Denied the chance to travel or go out during the recent lock-downs, many Australians found they were able to save a little (or a lot). Silver linings, right?
Aussie households amassed an extra $120 billion in deposits since the pandemic began according to recent figures. And Westpac research shows that the pandemic motivated 49 percent of 18 to 29-year-olds to adopt healthier savings habits.
If you do have a bit of spare cash saved from lock-down, you may be wondering just what you should be doing with it? It’s a great question, especially if you want to ensure you maximise your savings to build a more secure financial future.
Here are some ideas to get you started.
Pay off your debts
You’ve got a small nest egg, and the urge to do something with it. But just a minute. There’s really no point investing or looking into savings options at all if you’re still paying a chunk of change off your credit card or BNPL every month.
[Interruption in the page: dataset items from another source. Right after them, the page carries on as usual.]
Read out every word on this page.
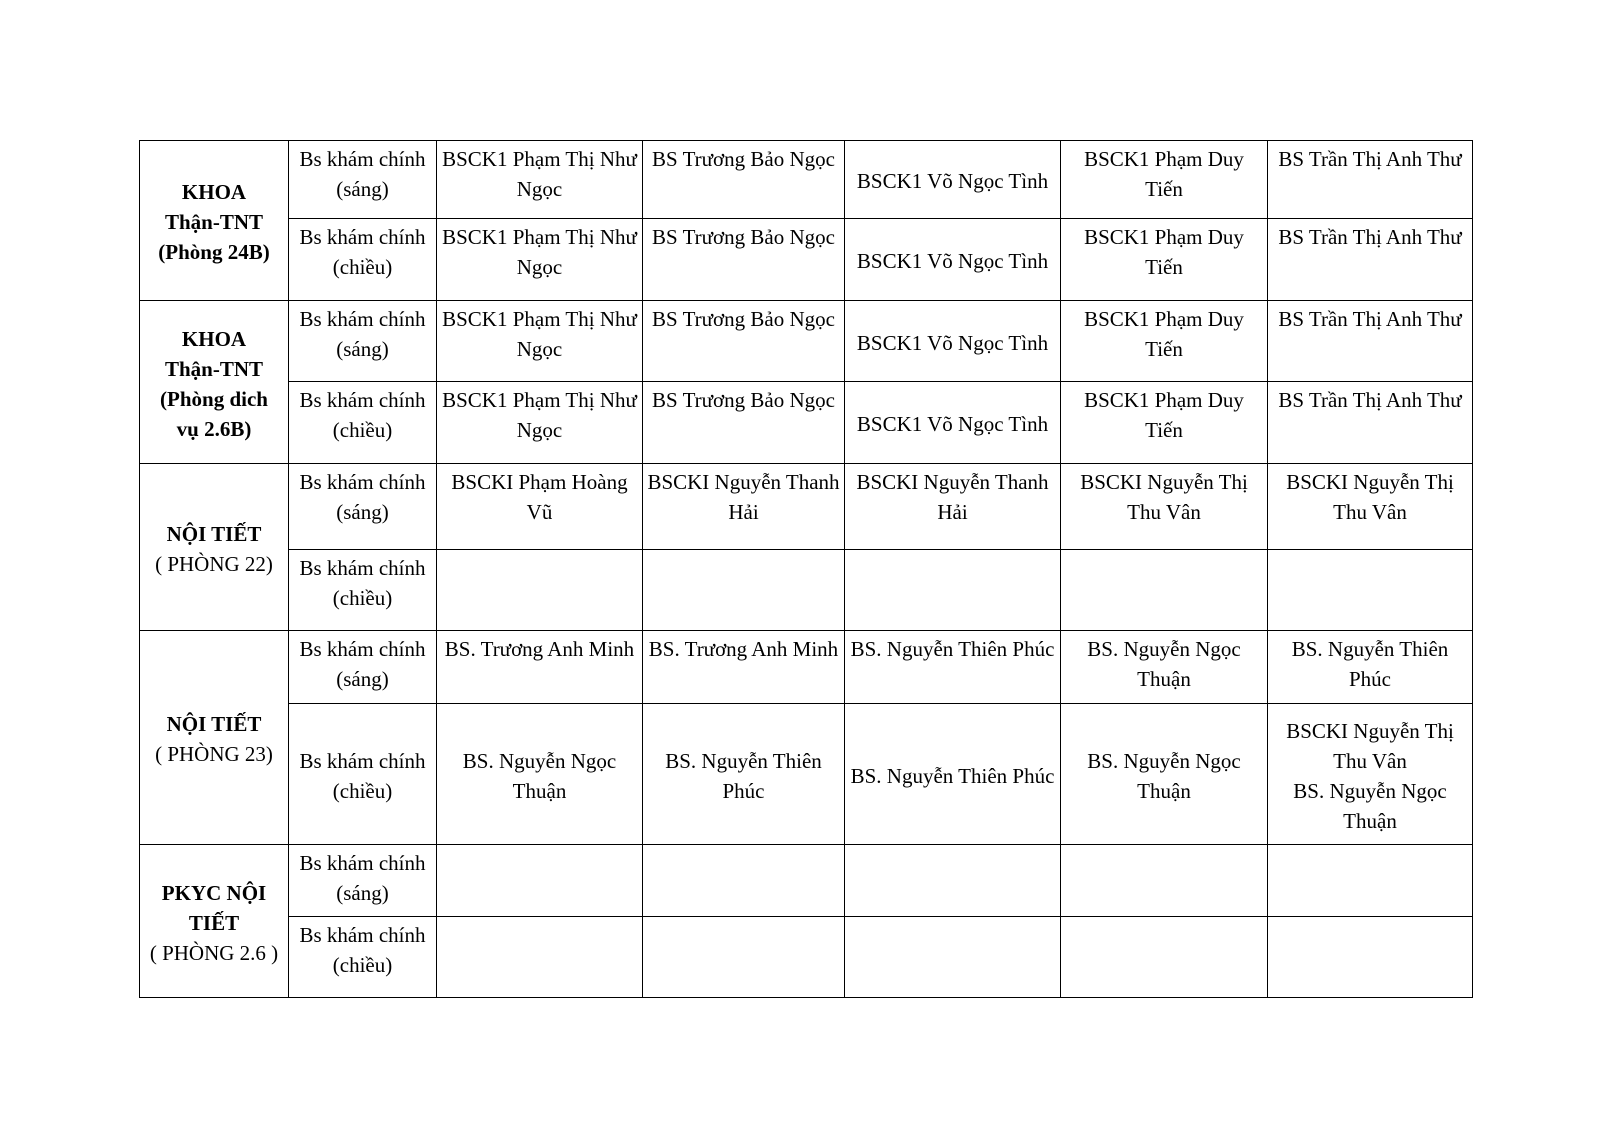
KHOA
Thận-TNT
(Phòng 24B)	Bs khám chính (sáng)	BSCK1 Phạm Thị Như Ngọc	BS Trương Bảo Ngọc	BSCK1 Võ Ngọc Tình	BSCK1 Phạm Duy Tiến	BS Trần Thị Anh Thư
	Bs khám chính (chiều)	BSCK1 Phạm Thị Như Ngọc	BS Trương Bảo Ngọc	BSCK1 Võ Ngọc Tình	BSCK1 Phạm Duy Tiến	BS Trần Thị Anh Thư

KHOA
Thận-TNT
(Phòng dich
vụ 2.6B)	Bs khám chính (sáng)	BSCK1 Phạm Thị Như Ngọc	BS Trương Bảo Ngọc	BSCK1 Võ Ngọc Tình	BSCK1 Phạm Duy Tiến	BS Trần Thị Anh Thư
	Bs khám chính (chiều)	BSCK1 Phạm Thị Như Ngọc	BS Trương Bảo Ngọc	BSCK1 Võ Ngọc Tình	BSCK1 Phạm Duy Tiến	BS Trần Thị Anh Thư

NỘI TIẾT
( PHÒNG 22)	Bs khám chính (sáng)	BSCKI Phạm Hoàng Vũ	BSCKI Nguyễn Thanh Hải	BSCKI Nguyễn Thanh Hải	BSCKI Nguyễn Thị Thu Vân	BSCKI Nguyễn Thị Thu Vân
	Bs khám chính (chiều)					

NỘI TIẾT
( PHÒNG 23)	Bs khám chính (sáng)	BS. Trương Anh Minh	BS. Trương Anh Minh	BS. Nguyễn Thiên Phúc	BS. Nguyễn Ngọc Thuận	BS. Nguyễn Thiên Phúc
	Bs khám chính (chiều)	BS. Nguyễn Ngọc Thuận	BS. Nguyễn Thiên Phúc	BS. Nguyễn Thiên Phúc	BS. Nguyễn Ngọc Thuận	BSCKI Nguyễn Thị Thu Vân
BS. Nguyễn Ngọc Thuận

PKYC NỘI
TIẾT
( PHÒNG 2.6 )	Bs khám chính (sáng)					
	Bs khám chính (chiều)					
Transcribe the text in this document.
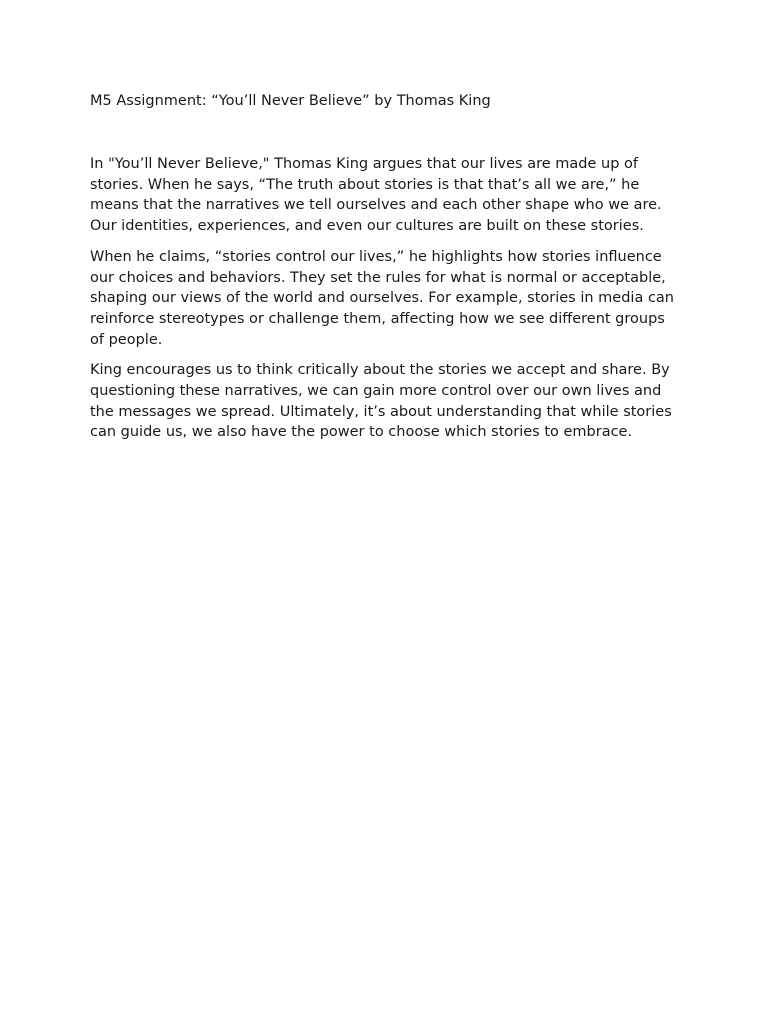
M5 Assignment: “You’ll Never Believe” by Thomas King

In "You’ll Never Believe," Thomas King argues that our lives are made up of stories. When he says, “The truth about stories is that that’s all we are,” he means that the narratives we tell ourselves and each other shape who we are. Our identities, experiences, and even our cultures are built on these stories.

When he claims, “stories control our lives,” he highlights how stories influence our choices and behaviors. They set the rules for what is normal or acceptable, shaping our views of the world and ourselves. For example, stories in media can reinforce stereotypes or challenge them, affecting how we see different groups of people.

King encourages us to think critically about the stories we accept and share. By questioning these narratives, we can gain more control over our own lives and the messages we spread. Ultimately, it’s about understanding that while stories can guide us, we also have the power to choose which stories to embrace.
The best thing to do is to clear your debts first, then look at what you have left over to invest.
Open a high-interest savings account
If you want your savings when you need them, but out of your way so you’re not tempted to spend it, a separate high-interest savings account is a possible solution. Look for one that offers around 3 percent return (but be aware that returns may be impacted by market fluctuations). Some accounts may offer bonus interest if you deposit a certain amount into the account each month, to help you grow your savings further. It’s best to chat to your bank about the right options for your financial situation.
If you have a certain amount of money to invest (anything over $500, for example), you might want to consider playing the share market. Share trading is risky and you need to know what you’re doing. Buying shares essentially means you’re investing into a company – which can result in earning income (known as dividends). The return from the share market fluctuates but is typically around 6.5 percent annually. (Returns are not guaranteed. There are tax implications if you sell at a profit, and shares can go down as well as up.) You need to know what you’re doing and research the types of companies you want to invest in.
Look into small-scale investing
Micro-investing – this is where you use special apps to invest a few dollars at a time into a specific investment fund (either on a daily or monthly basis). This is hot right now but again is a risky strategy and does not guarantee a return. You don’t need loads of cash to get started, and it could be a way to dip your toe into investments without too much risk. Just be aware that there are fees to pay, and it’s probably not a get-rich-quick strategy.
Pad out your retirement fund
One of the best things you can do to secure your financial future is to throw surplus cash into your super fund. You can use the opportunity to learn more about the investment market by researching and reading up on what your money is doing in super. The downside is that you won’t see the money again until you retire, but thanks to compound interest any super contribution you make has the potential to give you great returns on your money. Plus, if you make pre-tax concessional contributions, you’ll pay only 15 percent tax on these payments rather than paying your marginal tax rate. You do need to check on your maximum contribution amounts if you decide to take this path.
Lock it away for longer
If you know you won’t need to access your money for 1-5 years, you might want to consider a term deposit. This is where you put a certain amount (anything from $1000 upwards) into a special account that has a fixed, higher-interest rate attached. As a rule of thumb, the interest rate gets better the longer you lock your money away, and because the rate isn’t subject to market fluctuations, you have an idea of the return from the get-go. Beware though – there are penalty rates if you decide to get your money out early.
Pay down your mortgage
Got a home loan that just never seems to go down on your mortgage statements? The good news is, interest rates are low, and if you’re staying put where you are for the next few years, it might be worthwhile negotiating a reduction on your current interest rate, and / or looking into refinancing. You can then look at boosting your mortgage repayments with some of your lockdown savings and paying your mortgage off faster. If you have an offset account, you might consider keeping the spare cash in there, offsetting your loan.
Start a side hustle
While dipping your toe into shares or boosting your retirement fund can be high-return ways to use up your spare cash, now might be the time to actually invest in that micro business you’ve been dreaming about starting. Just make sure you do your research. Ensure there’s a market for what you’re trying to do and create a business plan – which should include information on any additional funding you might need to get your idea off the ground and make it sustainable.
This information is general in nature and has been prepared without taking your objectives, needs and overall financial situation into account. For this reason, you should consider the appropriateness for the information to your own circumstances and, if necessary, seek appropriate professional advice.